REVIEW OF SYSTEMS: Denies any nausea or hypersensitivities to smell.
PAST MEDICAL/SURGICAL HISTORY: Type 1 diabetes, heart murmur, and history of migraine headaches with menses.
MEDICATIONS: Humulin; uses an insulin pump.
ALLERGIES: Reglan.
FAMILY HISTORY: Positive for colon cancer in father diagnosed at age 65, and negative for breast and ovarian cancer.
SOCIAL HISTORY: Currently sexually active in a monogamous relationship for the past year. Denies domestic safety concerns. Works as a (XX) at (XX). Nonsmoker. Occasional ETOH. Intermittent exercise.
OBJECTIVE: General: This is a well-appearing (XX)-year-old in no acute distress. Height 5 feet 7 inches. Weight 184 pounds. Blood pressure 110/70. Pain score 2 out of 10, related to pelvic cramping. Abdomen: Soft, nontender to palpation. No hepatosplenomegaly or masses palpated. Pelvic exam revealed normal female external genitalia, urethra, and vagina with skin intact and no lesions noted. Internal exam revealed vaginal vault with moderate amounts of milky white discharge, odorous, and consistent in findings with Gardnerella infection. Vaginal profile obtained for yeast and Gardnerella. Cervix well visualized. Bimanual exam: No CMT. Uterus is somewhat enlarged and anteverted. Adnexa negative.
ASSESSMENT AND PLAN: Amenorrhea for four months. Rule out pregnancy.

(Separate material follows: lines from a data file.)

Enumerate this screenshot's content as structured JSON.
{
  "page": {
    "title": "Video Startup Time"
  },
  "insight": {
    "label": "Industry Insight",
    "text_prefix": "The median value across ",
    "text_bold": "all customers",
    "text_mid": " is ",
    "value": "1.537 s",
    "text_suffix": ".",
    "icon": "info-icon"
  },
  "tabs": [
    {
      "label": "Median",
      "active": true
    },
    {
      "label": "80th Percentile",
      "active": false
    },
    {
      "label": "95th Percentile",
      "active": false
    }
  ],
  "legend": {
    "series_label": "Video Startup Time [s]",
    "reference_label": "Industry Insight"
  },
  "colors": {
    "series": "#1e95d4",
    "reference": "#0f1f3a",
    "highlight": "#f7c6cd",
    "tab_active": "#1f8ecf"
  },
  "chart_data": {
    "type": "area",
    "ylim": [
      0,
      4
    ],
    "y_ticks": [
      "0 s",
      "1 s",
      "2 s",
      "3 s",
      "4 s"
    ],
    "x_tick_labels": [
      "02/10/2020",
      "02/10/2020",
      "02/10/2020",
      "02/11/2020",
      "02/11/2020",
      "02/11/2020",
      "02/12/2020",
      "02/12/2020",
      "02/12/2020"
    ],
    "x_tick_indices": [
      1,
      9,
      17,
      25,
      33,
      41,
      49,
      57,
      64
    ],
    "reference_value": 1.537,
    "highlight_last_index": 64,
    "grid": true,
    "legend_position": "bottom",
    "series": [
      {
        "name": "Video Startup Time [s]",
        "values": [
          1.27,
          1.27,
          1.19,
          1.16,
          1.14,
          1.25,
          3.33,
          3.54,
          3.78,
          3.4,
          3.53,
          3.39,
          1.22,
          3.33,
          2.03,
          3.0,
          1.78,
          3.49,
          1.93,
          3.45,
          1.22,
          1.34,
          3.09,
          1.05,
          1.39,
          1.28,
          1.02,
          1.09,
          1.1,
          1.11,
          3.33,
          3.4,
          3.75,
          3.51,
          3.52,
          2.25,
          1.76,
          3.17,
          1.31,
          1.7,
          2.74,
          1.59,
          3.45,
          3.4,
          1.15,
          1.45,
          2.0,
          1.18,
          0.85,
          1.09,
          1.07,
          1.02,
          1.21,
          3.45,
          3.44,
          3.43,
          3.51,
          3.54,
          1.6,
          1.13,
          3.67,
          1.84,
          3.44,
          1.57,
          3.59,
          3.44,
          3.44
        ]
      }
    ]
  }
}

Beta-hCG was ordered. We will notify the patient via cell phone when the results are in. Appropriate contact information would be provided for services outside of this clinic. If beta-hCG is negative, we will order a pelvic and transvaginal ultrasound to evaluate lining and possibly perform progesterone challenge test. She will be following up with me in (XX) for a routine annual.

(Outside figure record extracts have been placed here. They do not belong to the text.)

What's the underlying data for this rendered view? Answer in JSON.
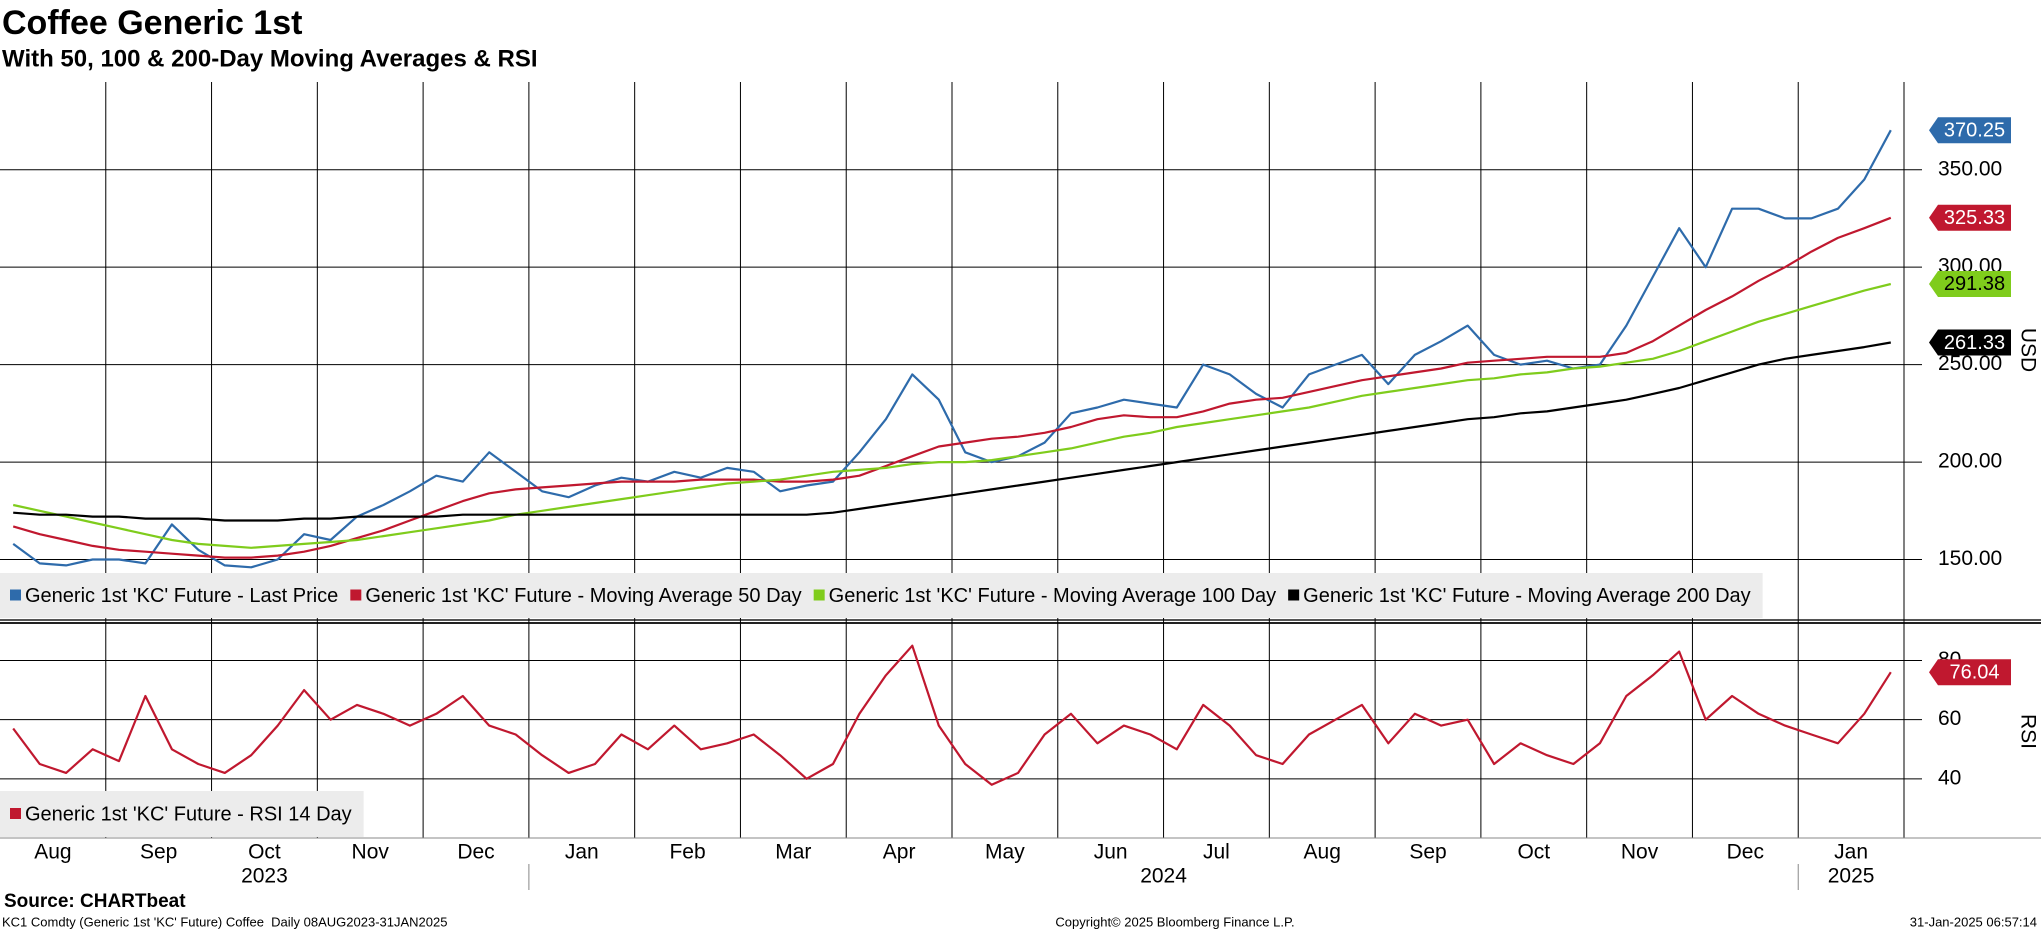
{
  "chart_data": [
    {
      "type": "line",
      "title": "Coffee Generic 1st",
      "subtitle": "With 50, 100 & 200-Day Moving Averages & RSI",
      "ylabel": "USD",
      "grid": true,
      "ylim": [
        120,
        395
      ],
      "yticks": [
        {
          "value": 150,
          "label": "150.00"
        },
        {
          "value": 200,
          "label": "200.00"
        },
        {
          "value": 250,
          "label": "250.00"
        },
        {
          "value": 300,
          "label": "300.00"
        },
        {
          "value": 350,
          "label": "350.00"
        }
      ],
      "series": [
        {
          "name": "Generic 1st 'KC' Future - Last Price",
          "color": "#2e6bab",
          "values": [
            158,
            148,
            147,
            150,
            150,
            148,
            168,
            155,
            147,
            146,
            150,
            163,
            160,
            172,
            178,
            185,
            193,
            190,
            205,
            195,
            185,
            182,
            188,
            192,
            190,
            195,
            192,
            197,
            195,
            185,
            188,
            190,
            205,
            222,
            245,
            232,
            205,
            200,
            203,
            210,
            225,
            228,
            232,
            230,
            228,
            250,
            245,
            235,
            228,
            245,
            250,
            255,
            240,
            255,
            262,
            270,
            255,
            250,
            252,
            248,
            250,
            270,
            295,
            320,
            300,
            330,
            330,
            325,
            325,
            330,
            345,
            370.25
          ]
        },
        {
          "name": "Generic 1st 'KC' Future - Moving Average 50 Day",
          "color": "#c0182f",
          "values": [
            167,
            163,
            160,
            157,
            155,
            154,
            153,
            152,
            151,
            151,
            152,
            154,
            157,
            161,
            165,
            170,
            175,
            180,
            184,
            186,
            187,
            188,
            189,
            190,
            190,
            190,
            191,
            191,
            191,
            190,
            190,
            191,
            193,
            198,
            203,
            208,
            210,
            212,
            213,
            215,
            218,
            222,
            224,
            223,
            223,
            226,
            230,
            232,
            233,
            236,
            239,
            242,
            244,
            246,
            248,
            251,
            252,
            253,
            254,
            254,
            254,
            256,
            262,
            270,
            278,
            285,
            293,
            300,
            308,
            315,
            320,
            325.33
          ]
        },
        {
          "name": "Generic 1st 'KC' Future - Moving Average 100 Day",
          "color": "#7fcc1c",
          "values": [
            178,
            175,
            172,
            169,
            166,
            163,
            160,
            158,
            157,
            156,
            157,
            158,
            159,
            160,
            162,
            164,
            166,
            168,
            170,
            173,
            175,
            177,
            179,
            181,
            183,
            185,
            187,
            189,
            190,
            191,
            193,
            195,
            196,
            197,
            199,
            200,
            200,
            201,
            203,
            205,
            207,
            210,
            213,
            215,
            218,
            220,
            222,
            224,
            226,
            228,
            231,
            234,
            236,
            238,
            240,
            242,
            243,
            245,
            246,
            248,
            249,
            251,
            253,
            257,
            262,
            267,
            272,
            276,
            280,
            284,
            288,
            291.38
          ]
        },
        {
          "name": "Generic 1st 'KC' Future - Moving Average 200 Day",
          "color": "#000000",
          "values": [
            174,
            173,
            173,
            172,
            172,
            171,
            171,
            171,
            170,
            170,
            170,
            171,
            171,
            172,
            172,
            172,
            172,
            173,
            173,
            173,
            173,
            173,
            173,
            173,
            173,
            173,
            173,
            173,
            173,
            173,
            173,
            174,
            176,
            178,
            180,
            182,
            184,
            186,
            188,
            190,
            192,
            194,
            196,
            198,
            200,
            202,
            204,
            206,
            208,
            210,
            212,
            214,
            216,
            218,
            220,
            222,
            223,
            225,
            226,
            228,
            230,
            232,
            235,
            238,
            242,
            246,
            250,
            253,
            255,
            257,
            259,
            261.33
          ]
        }
      ]
    },
    {
      "type": "line",
      "ylabel": "RSI",
      "grid": true,
      "ylim": [
        20,
        92
      ],
      "yticks": [
        40,
        60,
        80
      ],
      "series": [
        {
          "name": "Generic 1st 'KC' Future - RSI 14 Day",
          "color": "#c0182f",
          "values": [
            57,
            45,
            42,
            50,
            46,
            68,
            50,
            45,
            42,
            48,
            58,
            70,
            60,
            65,
            62,
            58,
            62,
            68,
            58,
            55,
            48,
            42,
            45,
            55,
            50,
            58,
            50,
            52,
            55,
            48,
            40,
            45,
            62,
            75,
            85,
            58,
            45,
            38,
            42,
            55,
            62,
            52,
            58,
            55,
            50,
            65,
            58,
            48,
            45,
            55,
            60,
            65,
            52,
            62,
            58,
            60,
            45,
            52,
            48,
            45,
            52,
            68,
            75,
            83,
            60,
            68,
            62,
            58,
            55,
            52,
            62,
            76.04
          ]
        }
      ]
    }
  ],
  "x_axis": {
    "years": [
      {
        "label": "2023",
        "months": [
          "Aug",
          "Sep",
          "Oct",
          "Nov",
          "Dec"
        ]
      },
      {
        "label": "2024",
        "months": [
          "Jan",
          "Feb",
          "Mar",
          "Apr",
          "May",
          "Jun",
          "Jul",
          "Aug",
          "Sep",
          "Oct",
          "Nov",
          "Dec"
        ]
      },
      {
        "label": "2025",
        "months": [
          "Jan"
        ]
      }
    ]
  },
  "source": "Source: CHARTbeat",
  "footer": {
    "left": "KC1 Comdty (Generic 1st 'KC' Future) Coffee  Daily 08AUG2023-31JAN2025",
    "center": "Copyright© 2025 Bloomberg Finance L.P.",
    "right": "31-Jan-2025 06:57:14"
  }
}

Gynecology SOAP Note Sample Report #2
SUBJECTIVE: The patient is a (XX)-year-old nulliparous woman with an LMP on (XX), who came for followup Pap smear. In June (XX), her Pap smear showed HSIL, and in October (XX), she had excisional biopsies by colposcopy, which proved to be CIN-3. The patient had a colposcopy exam in April, which was normal and her Pap smear was normal at that time as well. She is having no unusual discharge or dysuria, and she has had no change in sexual partner. She is on Kariva which has helped her headaches, but she does sometimes feel some moodiness towards the end of the pack.
OBJECTIVE: General: The patient is a healthy-appearing (XX)-year-old. Vital Signs: Height 5 feet 3 inches, weight 134 pounds. Blood pressure 116/66. Pain score 0. Pelvic: Vulva: No lesions. Vagina: No discharge. Cervix: Nulliparous. Uterus: Anteverted, mobile, normal size. Adnexa: Within normal limits. A Pap smear was obtained.
ASSESSMENT: History of CIN-3 with excisional biopsies.
PLAN: We will write to the patient with the result of her Pap smear, and if it is less than or equal to LSIL, we will see her in 6 months for her complete gynecologic exam.